Conversations about inclusivity in agriculture often focus on industry and workplace culture, educational opportunities, and hiring practices. But sometimes it’s simpler than that. Sometimes it is literally structural. I appreciate that at Open Field, we try to think about these things and figure out safe and reasonable accommodations. It makes the work more sustainable for us all. But workplace culture can’t fix the problem. I don’t have a great closing statement here – mostly, this is just something I think about a lot, especially when training new crew.
Other exciting news – we have tomatillos this week! We are growing them in our veggies this year, and the plants look a lot healthier than when they were in the pick-your-own garden.
Open Field Farm 2024 | The "ALL YOU NEED TO KNOW" guide for members
CSA Barn Hours:
Current Summer hours: 2:30-6:30 PM
(Winter hours: 2:30-6PM)
Pick List:
Eggs
Yaya Carrots
Rhonda Beets
Ailsa Criag and Red Long Onions
Parade Scallions
Alto Leeks
Mideast Peace and Silver Slicer Cucumbers
Mutabile, Goldini, and Cocozelle Summer Squash
Diamond and Annina Eggplant
Lettuce
Cabbage
Dazzling Blue Kale
Champion Collard
Rhubarb Chard
Tomatilloes
Basil, Dill, Parsley, and Cilantro
Strawberries
Pick your own raspberries, flowers, and herbs
Sonora Wheat Flour
Tea Blends (Please BYO jars!)
Beef Bone Broth for sale! (Made by Olla Products)
Saltonstall Olive Oil for sale (Please BYO jars!)
Revolution Bread for sale on Tuesday
Gaji-Namul (Korean Marinated Eggplant Banchan)
By Sunny Lee on Serious Eats
This is one of my favorite eggplant recipes to make in the summertime.
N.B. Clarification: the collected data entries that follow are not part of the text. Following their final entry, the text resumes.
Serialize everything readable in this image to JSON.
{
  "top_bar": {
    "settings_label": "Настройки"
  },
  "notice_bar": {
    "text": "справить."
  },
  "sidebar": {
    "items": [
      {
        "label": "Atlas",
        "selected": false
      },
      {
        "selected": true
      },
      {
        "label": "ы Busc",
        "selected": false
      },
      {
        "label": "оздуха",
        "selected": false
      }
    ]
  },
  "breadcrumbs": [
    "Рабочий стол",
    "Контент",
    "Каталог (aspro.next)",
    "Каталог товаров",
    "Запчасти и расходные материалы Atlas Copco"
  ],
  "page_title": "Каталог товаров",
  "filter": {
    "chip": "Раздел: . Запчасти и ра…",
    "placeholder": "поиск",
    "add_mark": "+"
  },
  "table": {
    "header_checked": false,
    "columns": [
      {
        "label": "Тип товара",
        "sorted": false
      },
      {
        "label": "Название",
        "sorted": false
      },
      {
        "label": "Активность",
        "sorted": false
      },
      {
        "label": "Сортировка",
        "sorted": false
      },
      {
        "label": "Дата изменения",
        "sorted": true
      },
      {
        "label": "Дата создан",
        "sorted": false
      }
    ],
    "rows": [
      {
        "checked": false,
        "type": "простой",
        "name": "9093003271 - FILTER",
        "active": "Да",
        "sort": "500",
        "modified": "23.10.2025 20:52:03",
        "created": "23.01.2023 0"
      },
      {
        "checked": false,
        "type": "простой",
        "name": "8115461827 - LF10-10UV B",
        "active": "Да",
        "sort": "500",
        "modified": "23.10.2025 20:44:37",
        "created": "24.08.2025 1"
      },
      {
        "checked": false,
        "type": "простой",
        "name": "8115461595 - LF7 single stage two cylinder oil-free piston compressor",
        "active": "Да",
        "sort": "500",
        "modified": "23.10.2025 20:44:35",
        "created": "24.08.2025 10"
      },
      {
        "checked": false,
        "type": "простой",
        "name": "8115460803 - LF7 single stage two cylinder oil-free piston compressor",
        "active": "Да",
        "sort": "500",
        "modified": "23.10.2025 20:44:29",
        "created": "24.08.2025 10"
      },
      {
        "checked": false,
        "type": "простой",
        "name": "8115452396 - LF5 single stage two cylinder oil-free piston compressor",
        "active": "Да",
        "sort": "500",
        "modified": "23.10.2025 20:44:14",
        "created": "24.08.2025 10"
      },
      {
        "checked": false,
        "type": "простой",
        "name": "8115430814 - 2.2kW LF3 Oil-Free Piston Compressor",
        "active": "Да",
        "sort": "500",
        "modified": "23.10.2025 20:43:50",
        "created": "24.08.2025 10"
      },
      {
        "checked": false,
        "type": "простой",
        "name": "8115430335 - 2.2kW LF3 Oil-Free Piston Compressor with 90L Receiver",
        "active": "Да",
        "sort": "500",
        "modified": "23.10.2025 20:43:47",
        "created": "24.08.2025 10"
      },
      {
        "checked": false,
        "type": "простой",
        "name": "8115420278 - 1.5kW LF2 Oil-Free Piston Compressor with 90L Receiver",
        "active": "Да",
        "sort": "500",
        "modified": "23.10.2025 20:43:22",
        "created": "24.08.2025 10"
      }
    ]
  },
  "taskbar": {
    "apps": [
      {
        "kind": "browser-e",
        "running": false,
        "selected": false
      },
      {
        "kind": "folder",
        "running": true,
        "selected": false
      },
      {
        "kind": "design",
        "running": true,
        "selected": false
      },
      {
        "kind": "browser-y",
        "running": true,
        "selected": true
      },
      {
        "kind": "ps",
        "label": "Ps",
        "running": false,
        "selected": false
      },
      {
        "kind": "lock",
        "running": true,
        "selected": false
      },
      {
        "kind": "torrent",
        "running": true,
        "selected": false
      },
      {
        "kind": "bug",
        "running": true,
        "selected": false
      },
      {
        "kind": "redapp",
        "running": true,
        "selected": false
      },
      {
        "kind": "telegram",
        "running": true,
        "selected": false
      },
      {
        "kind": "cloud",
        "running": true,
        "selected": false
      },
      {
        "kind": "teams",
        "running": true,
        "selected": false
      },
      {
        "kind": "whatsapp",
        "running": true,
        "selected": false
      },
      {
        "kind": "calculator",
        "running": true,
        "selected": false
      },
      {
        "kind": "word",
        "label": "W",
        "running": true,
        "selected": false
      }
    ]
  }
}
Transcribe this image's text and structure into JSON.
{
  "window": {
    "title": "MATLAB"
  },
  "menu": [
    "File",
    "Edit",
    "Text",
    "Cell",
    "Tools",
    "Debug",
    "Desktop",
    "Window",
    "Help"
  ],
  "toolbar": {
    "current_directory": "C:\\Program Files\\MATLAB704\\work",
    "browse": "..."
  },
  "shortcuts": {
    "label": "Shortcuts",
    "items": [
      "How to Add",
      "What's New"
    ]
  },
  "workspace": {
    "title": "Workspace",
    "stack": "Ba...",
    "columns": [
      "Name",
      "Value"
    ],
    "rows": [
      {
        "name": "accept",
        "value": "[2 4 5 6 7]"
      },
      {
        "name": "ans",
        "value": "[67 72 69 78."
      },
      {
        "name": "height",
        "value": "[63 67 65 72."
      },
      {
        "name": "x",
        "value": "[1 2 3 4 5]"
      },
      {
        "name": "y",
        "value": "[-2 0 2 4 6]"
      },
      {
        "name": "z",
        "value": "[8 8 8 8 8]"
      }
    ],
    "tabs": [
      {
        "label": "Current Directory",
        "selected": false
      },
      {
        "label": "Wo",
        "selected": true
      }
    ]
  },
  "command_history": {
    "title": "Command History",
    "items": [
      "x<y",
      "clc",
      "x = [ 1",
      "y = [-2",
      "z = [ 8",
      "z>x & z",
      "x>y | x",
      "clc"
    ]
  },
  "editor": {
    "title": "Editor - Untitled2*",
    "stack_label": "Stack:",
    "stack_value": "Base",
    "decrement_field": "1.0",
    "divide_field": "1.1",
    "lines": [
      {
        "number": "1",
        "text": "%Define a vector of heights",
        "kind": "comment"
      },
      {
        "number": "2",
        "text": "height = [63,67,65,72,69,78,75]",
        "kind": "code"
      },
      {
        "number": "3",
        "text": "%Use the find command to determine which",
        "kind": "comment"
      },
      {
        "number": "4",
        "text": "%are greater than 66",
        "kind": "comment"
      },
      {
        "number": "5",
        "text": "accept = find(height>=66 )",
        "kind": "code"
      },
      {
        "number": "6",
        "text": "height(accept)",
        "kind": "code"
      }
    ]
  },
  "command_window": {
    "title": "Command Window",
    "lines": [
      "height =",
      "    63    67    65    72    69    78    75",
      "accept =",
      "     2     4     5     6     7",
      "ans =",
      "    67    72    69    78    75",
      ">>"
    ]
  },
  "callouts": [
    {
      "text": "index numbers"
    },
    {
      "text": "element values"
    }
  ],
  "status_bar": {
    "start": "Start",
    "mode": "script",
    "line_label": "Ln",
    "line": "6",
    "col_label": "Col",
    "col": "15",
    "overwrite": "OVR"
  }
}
It makes a big batch, but I like to eat it cold out of the fridge all week with rice and eggs.
· 2 pounds (910g) Japanese eggplant (4 to 6 eggplants, depending on size), ends trimmed and halved lengthwise
· 1/4 cup (60ml) vegetable oil
· 1 teaspoon (4g) Diamond Crystal kosher salt; for table salt use half as much by volume or an equal amount by weight
· 3 tablespoons (45ml) honey
· 3 tablespoons (45ml) distilled white vinegar
· 3 tablespoons (45ml) toasted sesame oil
· 2 tablespoons (30ml) fish sauce
· 1 tablespoon (15g) doenjang
· 2 medium garlic cloves (10g), finely chopped
· 1 1/2 teaspoons (6g) coarsely ground black pepper
· 1/4 cup (30g) toasted sesame seeds
· 2 scallions (30g), sliced into 1/4-inch-thick rounds
1. Adjust oven racks to upper- and lower-middle positions and preheat oven to 425°F (220°C). Line two rimmed baking sheets with parchment paper. In a large bowl, toss eggplant with vegetable oil and salt until evenly coated on all sides. Arrange eggplant, cut side down, on prepared baking sheets, leaving at least 1/2-inch of space between each piece; set bowl aside, but don’t clean. Roast eggplant until it is browned all over and completely tender, offering little resistance when poked with a paring knife, 25 to 30 minutes, rotating baking sheets back to front and top to bottom halfway through roasting. Set aside until cool enough to handle, 10 to 15 minutes.
2. Meanwhile, in the now-empty bowl, whisk together honey, vinegar, sesame oil, fish sauce, doenjang, garlic, and pepper until well combined (dressing will not be fully emulsified). Stir in sesame seeds.
3. Once eggplant is cool enough to handle, using clean hands, tear eggplant pieces lengthwise into 1/2- to 3/4-inch-wide ribbons, and add to bowl with dressing.
4. With one hand, form your fingers into a claw and gently massage dressing into eggplant, swirling your hand around the contents of the bowl but without squeezing the eggplant, until the dressing has been fully absorbed, 2 to 3 minutes. Gently fold in scallions. Cover and refrigerate for at least 2 hours before serving. Serve chilled.